S'il existe bel et bien une «crise» de la famille en relation à une crise des repères, de la transmission, des identités, si la famille s'est transformée en profondeur, si elle s'inscrit dans de nouveaux idéaux de bonheur, de libre choix et de démocratie, une évidence s'impose dans notre activité de consultation, un constat éminemment paradoxal.
En se libérant de ses obligations et de ses attaches, la famille tisse des liens de plus en plus intriqués, enchevêtrés, fusionnels. Les processus de séparation, au lieu de se trouver facilités, prennent une dimension tragique. En témoigne l'émergence spectaculaire des pathologies de l'adolescence liées à des difficultés d'autonomisation : phobies scolaires, troubles des conduites alimentaires, dépendances aux drogues, à l'alcool. Sans parler de la banalisation de la violence des relations adultes/enfants qui traduit la même dynamique fusionnelle. Dans toutes ces familles, les personnes présentes expriment avant tout ces difficultés de séparation : trop collées les unes aux autres, trop dépendantes affectivement, mais à la fois dans une quête désespérée d'autonomie et d'indépendance chères aux nouvelles valeurs de la société.
Que la famille soit recomposée, monoparentale, homoparentale ou traditionnelle, ce collage ne se justifie aucunement par la confusion des genres entre les hommes et les femmes, par la «maternisation» de la société, ou par la sacro-sainte perte de l'autorité paternelle. Il est un peu court d'accuser les mères devenues toutes-puissantes d'étouffer leurs petits, les pères de s'effacer à force de materner ou la reconnaissance de l'homosexualité de brouiller les repères de la transmission.
Cette dérive fusionnelle marque une période de transition. Elle touche autant les hommes que les femmes ; elle n'a rien à voir avec un choix sexuel. Elle accompagne irrémédiablement le repli de la famille sur elle-même. Tout se joue de nos jours dans la discontinuité entre la famille et la société, au moment où la famille apparaît davantage préoccupée à se protéger des contraintes collectives.

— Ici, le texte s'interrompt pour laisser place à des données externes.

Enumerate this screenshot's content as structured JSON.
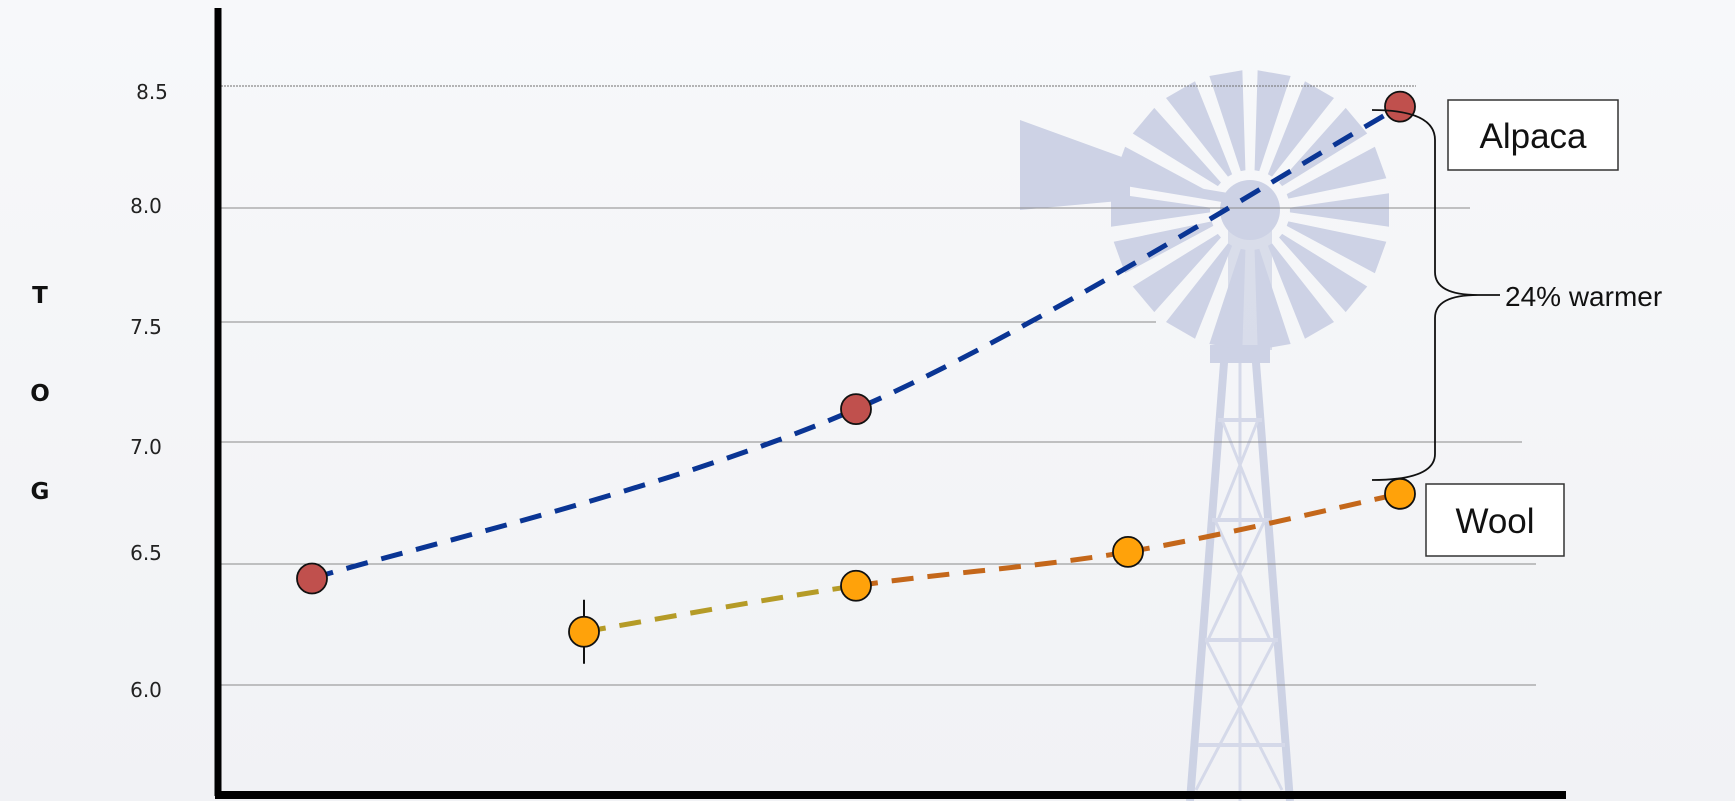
{
  "chart_data": {
    "type": "line",
    "title": "",
    "xlabel": "",
    "ylabel": "TOG",
    "ylim": [
      5.5,
      8.65
    ],
    "yticks": [
      "6.0",
      "6.5",
      "7.0",
      "7.5",
      "8.0",
      "8.5"
    ],
    "x_ticks_shown": false,
    "grid": "horizontal",
    "background": "faded windmill",
    "series": [
      {
        "name": "Alpaca",
        "x": [
          1,
          3,
          5
        ],
        "values": [
          6.44,
          7.14,
          8.39
        ],
        "line_color": "#0a3594",
        "marker_color": "#c0504d"
      },
      {
        "name": "Wool",
        "x": [
          2,
          3,
          4,
          5
        ],
        "values": [
          6.22,
          6.41,
          6.55,
          6.79
        ],
        "line_colors": [
          "#b59b27",
          "#c4671a",
          "#c4671a"
        ],
        "marker_color": "#ffa20a"
      }
    ],
    "annotations": [
      {
        "text": "24% warmer",
        "between": [
          "Alpaca",
          "Wool"
        ],
        "at_x": 5
      }
    ]
  },
  "colors": {
    "axis": "#000000",
    "grid": "#8a8a8a",
    "alpaca_line": "#0a3594",
    "alpaca_marker": "#c0504d",
    "wool_line_start": "#b59b27",
    "wool_line": "#c4671a",
    "wool_marker": "#ffa20a",
    "windmill": "#c9cfe3"
  }
}
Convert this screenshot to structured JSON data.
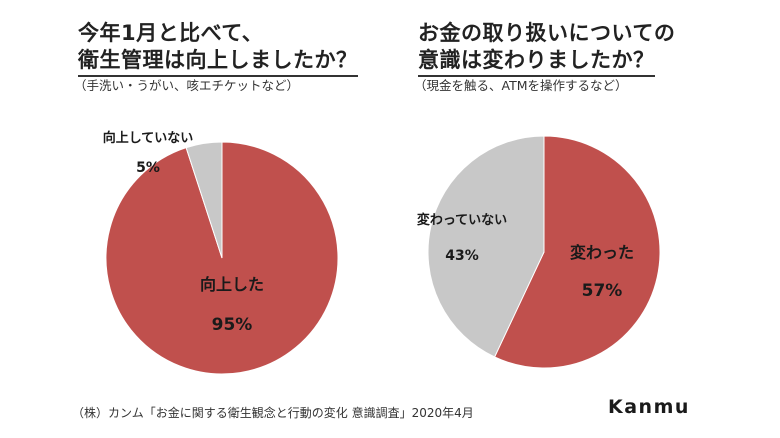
{
  "chart_data": [
    {
      "type": "pie",
      "title_line1": "今年1月と比べて、",
      "title_line2": "衛生管理は向上しましたか？",
      "subtitle": "（手洗い・うがい、咳エチケットなど）",
      "slices": [
        {
          "label": "向上した",
          "value": 95,
          "value_text": "95%",
          "color": "#c0504d"
        },
        {
          "label": "向上していない",
          "value": 5,
          "value_text": "5%",
          "color": "#c8c8c8"
        }
      ]
    },
    {
      "type": "pie",
      "title_line1": "お金の取り扱いについての",
      "title_line2": "意識は変わりましたか？",
      "subtitle": "（現金を触る、ATMを操作するなど）",
      "slices": [
        {
          "label": "変わった",
          "value": 57,
          "value_text": "57%",
          "color": "#c0504d"
        },
        {
          "label": "変わっていない",
          "value": 43,
          "value_text": "43%",
          "color": "#c8c8c8"
        }
      ]
    }
  ],
  "footer": "（株）カンム「お金に関する衛生観念と行動の変化 意識調査」2020年4月",
  "brand": "Kanmu"
}
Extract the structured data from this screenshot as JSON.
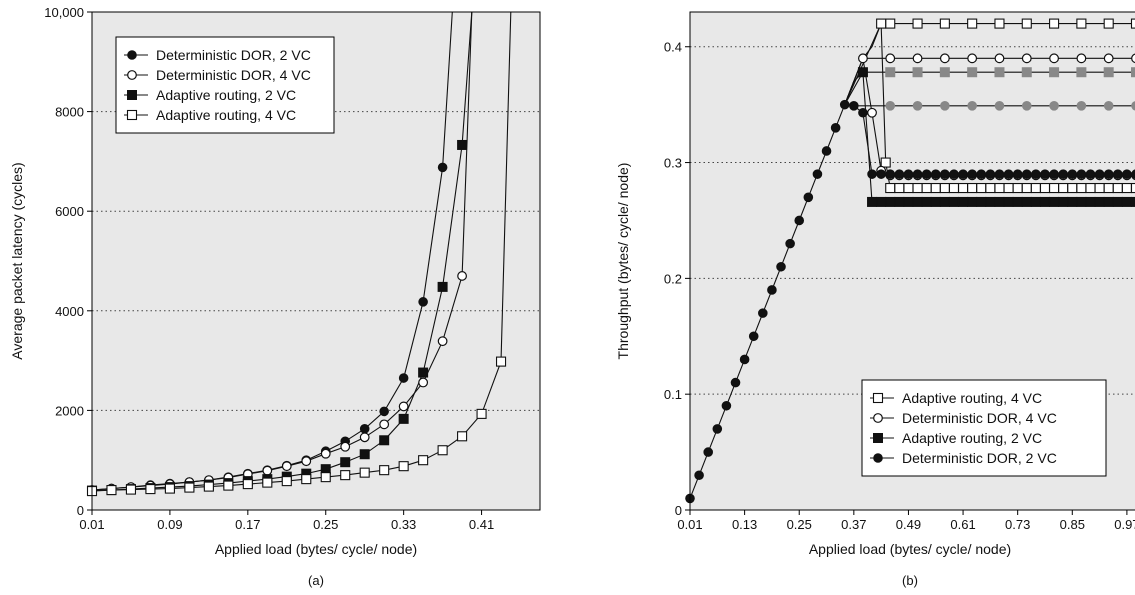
{
  "chart_data": [
    {
      "type": "line",
      "panel_label": "(a)",
      "xlabel": "Applied load (bytes/ cycle/ node)",
      "ylabel": "Average packet latency (cycles)",
      "xlim": [
        0.01,
        0.47
      ],
      "ylim": [
        0,
        10000
      ],
      "x_ticks": [
        0.01,
        0.09,
        0.17,
        0.25,
        0.33,
        0.41
      ],
      "x_tick_labels": [
        "0.01",
        "0.09",
        "0.17",
        "0.25",
        "0.33",
        "0.41"
      ],
      "y_ticks": [
        0,
        2000,
        4000,
        6000,
        8000,
        10000
      ],
      "y_tick_labels": [
        "0",
        "2000",
        "4000",
        "6000",
        "8000",
        "10,000"
      ],
      "grid": "horizontal-dotted",
      "legend_position": "top-left",
      "series": [
        {
          "name": "Deterministic DOR, 2 VC",
          "marker": "filled-circle",
          "x": [
            0.01,
            0.03,
            0.05,
            0.07,
            0.09,
            0.11,
            0.13,
            0.15,
            0.17,
            0.19,
            0.21,
            0.23,
            0.25,
            0.27,
            0.29,
            0.31,
            0.33,
            0.35,
            0.37,
            0.38
          ],
          "y": [
            400,
            430,
            460,
            500,
            530,
            560,
            600,
            660,
            730,
            800,
            890,
            1000,
            1180,
            1380,
            1630,
            1980,
            2650,
            4180,
            6880,
            10000
          ]
        },
        {
          "name": "Deterministic DOR, 4 VC",
          "marker": "open-circle",
          "x": [
            0.01,
            0.03,
            0.05,
            0.07,
            0.09,
            0.11,
            0.13,
            0.15,
            0.17,
            0.19,
            0.21,
            0.23,
            0.25,
            0.27,
            0.29,
            0.31,
            0.33,
            0.35,
            0.37,
            0.39,
            0.4
          ],
          "y": [
            400,
            430,
            460,
            490,
            520,
            560,
            600,
            650,
            720,
            790,
            880,
            980,
            1130,
            1270,
            1460,
            1720,
            2080,
            2560,
            3390,
            4700,
            10000
          ]
        },
        {
          "name": "Adaptive routing, 2 VC",
          "marker": "filled-square",
          "x": [
            0.01,
            0.03,
            0.05,
            0.07,
            0.09,
            0.11,
            0.13,
            0.15,
            0.17,
            0.19,
            0.21,
            0.23,
            0.25,
            0.27,
            0.29,
            0.31,
            0.33,
            0.35,
            0.37,
            0.39,
            0.4
          ],
          "y": [
            390,
            400,
            420,
            440,
            460,
            480,
            510,
            540,
            580,
            620,
            670,
            730,
            820,
            960,
            1120,
            1400,
            1830,
            2760,
            4480,
            7330,
            10000
          ]
        },
        {
          "name": "Adaptive routing, 4 VC",
          "marker": "open-square",
          "x": [
            0.01,
            0.03,
            0.05,
            0.07,
            0.09,
            0.11,
            0.13,
            0.15,
            0.17,
            0.19,
            0.21,
            0.23,
            0.25,
            0.27,
            0.29,
            0.31,
            0.33,
            0.35,
            0.37,
            0.39,
            0.41,
            0.43,
            0.44
          ],
          "y": [
            380,
            400,
            410,
            420,
            430,
            450,
            470,
            490,
            520,
            550,
            580,
            620,
            660,
            700,
            750,
            800,
            880,
            1000,
            1200,
            1480,
            1930,
            2980,
            10000
          ]
        }
      ]
    },
    {
      "type": "line",
      "panel_label": "(b)",
      "xlabel": "Applied load (bytes/ cycle/ node)",
      "ylabel": "Throughput (bytes/ cycle/ node)",
      "xlim": [
        0.01,
        0.99
      ],
      "ylim": [
        0,
        0.43
      ],
      "x_ticks": [
        0.01,
        0.13,
        0.25,
        0.37,
        0.49,
        0.61,
        0.73,
        0.85,
        0.97
      ],
      "x_tick_labels": [
        "0.01",
        "0.13",
        "0.25",
        "0.37",
        "0.49",
        "0.61",
        "0.73",
        "0.85",
        "0.97"
      ],
      "y_ticks": [
        0,
        0.1,
        0.2,
        0.3,
        0.4
      ],
      "y_tick_labels": [
        "0",
        "0.1",
        "0.2",
        "0.3",
        "0.4"
      ],
      "grid": "horizontal-dotted",
      "legend_position": "bottom-right",
      "ramp": {
        "x": [
          0.01,
          0.03,
          0.05,
          0.07,
          0.09,
          0.11,
          0.13,
          0.15,
          0.17,
          0.19,
          0.21,
          0.23,
          0.25,
          0.27,
          0.29,
          0.31,
          0.33,
          0.35
        ],
        "y": [
          0.01,
          0.03,
          0.05,
          0.07,
          0.09,
          0.11,
          0.13,
          0.15,
          0.17,
          0.19,
          0.21,
          0.23,
          0.25,
          0.27,
          0.29,
          0.31,
          0.33,
          0.35
        ]
      },
      "saturated_lines": [
        {
          "x": [
            0.35,
            0.37,
            0.39,
            0.41,
            0.43,
            0.45,
            0.51,
            0.57,
            0.63,
            0.69,
            0.75,
            0.81,
            0.87,
            0.93,
            0.99
          ],
          "y": [
            0.35,
            0.37,
            0.39,
            0.4,
            0.42,
            0.42,
            0.42,
            0.42,
            0.42,
            0.42,
            0.42,
            0.42,
            0.42,
            0.42,
            0.42
          ],
          "marker": "open-square"
        },
        {
          "x": [
            0.35,
            0.37,
            0.39,
            0.41,
            0.43,
            0.45,
            0.51,
            0.57,
            0.63,
            0.69,
            0.75,
            0.81,
            0.87,
            0.93,
            0.99
          ],
          "y": [
            0.35,
            0.37,
            0.39,
            0.39,
            0.39,
            0.39,
            0.39,
            0.39,
            0.39,
            0.39,
            0.39,
            0.39,
            0.39,
            0.39,
            0.39
          ],
          "marker": "open-circle"
        },
        {
          "x": [
            0.35,
            0.37,
            0.39,
            0.41,
            0.45,
            0.51,
            0.57,
            0.63,
            0.69,
            0.75,
            0.81,
            0.87,
            0.93,
            0.99
          ],
          "y": [
            0.35,
            0.37,
            0.378,
            0.378,
            0.378,
            0.378,
            0.378,
            0.378,
            0.378,
            0.378,
            0.378,
            0.378,
            0.378,
            0.378
          ],
          "marker": "filled-square-gray"
        },
        {
          "x": [
            0.35,
            0.37,
            0.39,
            0.45,
            0.51,
            0.57,
            0.63,
            0.69,
            0.75,
            0.81,
            0.87,
            0.93,
            0.99
          ],
          "y": [
            0.35,
            0.349,
            0.349,
            0.349,
            0.349,
            0.349,
            0.349,
            0.349,
            0.349,
            0.349,
            0.349,
            0.349,
            0.349
          ],
          "marker": "filled-circle-gray"
        }
      ],
      "series": [
        {
          "name": "Adaptive routing, 4 VC",
          "marker": "open-square",
          "x": [
            0.43,
            0.44,
            0.45,
            0.47,
            0.49,
            0.51,
            0.53,
            0.55,
            0.57,
            0.59,
            0.61,
            0.63,
            0.65,
            0.67,
            0.69,
            0.71,
            0.73,
            0.75,
            0.77,
            0.79,
            0.81,
            0.83,
            0.85,
            0.87,
            0.89,
            0.91,
            0.93,
            0.95,
            0.97,
            0.99
          ],
          "y": [
            0.42,
            0.3,
            0.278,
            0.278,
            0.278,
            0.278,
            0.278,
            0.278,
            0.278,
            0.278,
            0.278,
            0.278,
            0.278,
            0.278,
            0.278,
            0.278,
            0.278,
            0.278,
            0.278,
            0.278,
            0.278,
            0.278,
            0.278,
            0.278,
            0.278,
            0.278,
            0.278,
            0.278,
            0.278,
            0.278
          ]
        },
        {
          "name": "Deterministic DOR, 4 VC",
          "marker": "open-circle",
          "x": [
            0.39,
            0.41,
            0.43,
            0.45,
            0.47,
            0.49,
            0.51,
            0.53,
            0.55,
            0.57,
            0.59,
            0.61,
            0.63,
            0.65,
            0.67,
            0.69,
            0.71,
            0.73,
            0.75,
            0.77,
            0.79,
            0.81,
            0.83,
            0.85,
            0.87,
            0.89,
            0.91,
            0.93,
            0.95,
            0.97,
            0.99
          ],
          "y": [
            0.39,
            0.343,
            0.293,
            0.289,
            0.289,
            0.289,
            0.289,
            0.289,
            0.289,
            0.289,
            0.289,
            0.289,
            0.289,
            0.289,
            0.289,
            0.289,
            0.289,
            0.289,
            0.289,
            0.289,
            0.289,
            0.289,
            0.289,
            0.289,
            0.289,
            0.289,
            0.289,
            0.289,
            0.289,
            0.289,
            0.289
          ]
        },
        {
          "name": "Adaptive routing, 2 VC",
          "marker": "filled-square",
          "x": [
            0.39,
            0.41,
            0.43,
            0.45,
            0.47,
            0.49,
            0.51,
            0.53,
            0.55,
            0.57,
            0.59,
            0.61,
            0.63,
            0.65,
            0.67,
            0.69,
            0.71,
            0.73,
            0.75,
            0.77,
            0.79,
            0.81,
            0.83,
            0.85,
            0.87,
            0.89,
            0.91,
            0.93,
            0.95,
            0.97,
            0.99
          ],
          "y": [
            0.378,
            0.266,
            0.266,
            0.266,
            0.266,
            0.266,
            0.266,
            0.266,
            0.266,
            0.266,
            0.266,
            0.266,
            0.266,
            0.266,
            0.266,
            0.266,
            0.266,
            0.266,
            0.266,
            0.266,
            0.266,
            0.266,
            0.266,
            0.266,
            0.266,
            0.266,
            0.266,
            0.266,
            0.266,
            0.266,
            0.266
          ]
        },
        {
          "name": "Deterministic DOR, 2 VC",
          "marker": "filled-circle",
          "x": [
            0.37,
            0.39,
            0.41,
            0.43,
            0.45,
            0.47,
            0.49,
            0.51,
            0.53,
            0.55,
            0.57,
            0.59,
            0.61,
            0.63,
            0.65,
            0.67,
            0.69,
            0.71,
            0.73,
            0.75,
            0.77,
            0.79,
            0.81,
            0.83,
            0.85,
            0.87,
            0.89,
            0.91,
            0.93,
            0.95,
            0.97,
            0.99
          ],
          "y": [
            0.349,
            0.343,
            0.29,
            0.29,
            0.29,
            0.29,
            0.29,
            0.29,
            0.29,
            0.29,
            0.29,
            0.29,
            0.29,
            0.29,
            0.29,
            0.29,
            0.29,
            0.29,
            0.29,
            0.29,
            0.29,
            0.29,
            0.29,
            0.29,
            0.29,
            0.29,
            0.29,
            0.29,
            0.29,
            0.29,
            0.29,
            0.29
          ]
        }
      ]
    }
  ]
}
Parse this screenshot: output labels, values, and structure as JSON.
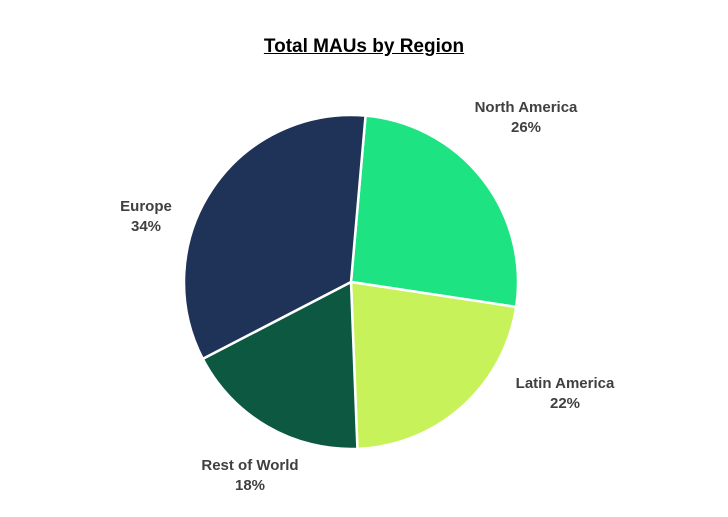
{
  "chart_data": {
    "type": "pie",
    "title": "Total MAUs by Region",
    "slices": [
      {
        "label": "North America",
        "value": 26,
        "value_label": "26%",
        "color": "#1de383"
      },
      {
        "label": "Latin America",
        "value": 22,
        "value_label": "22%",
        "color": "#c8f25a"
      },
      {
        "label": "Rest of World",
        "value": 18,
        "value_label": "18%",
        "color": "#0d5841"
      },
      {
        "label": "Europe",
        "value": 34,
        "value_label": "34%",
        "color": "#1f3257"
      }
    ],
    "start_angle_deg": 5,
    "direction": "clockwise",
    "slice_border_color": "#ffffff"
  }
}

Comme le souligne très justement le démographe Louis Roussel, les valeurs globales de la société circulaient autrefois dans la famille, y trouvaient un relais naturel ; la collectivité réglait les échanges privés ; la structure du groupe familial reproduisait celle de l'Etat et la finalité de la famille était la survie de la société. Aujourd'hui, la finalité de la famille est le bonheur de ses membres et chacun refuse tout contrôle de la société sur la formation et sur la pérennité d'un couple ou d'une famille. Dans cette libération des contraintes institutionnelles, les familles ne sont plus régies par des lois extérieures mais par la paradoxale obligation d'aimer et par l'injonction féroce à être libres et heureuses.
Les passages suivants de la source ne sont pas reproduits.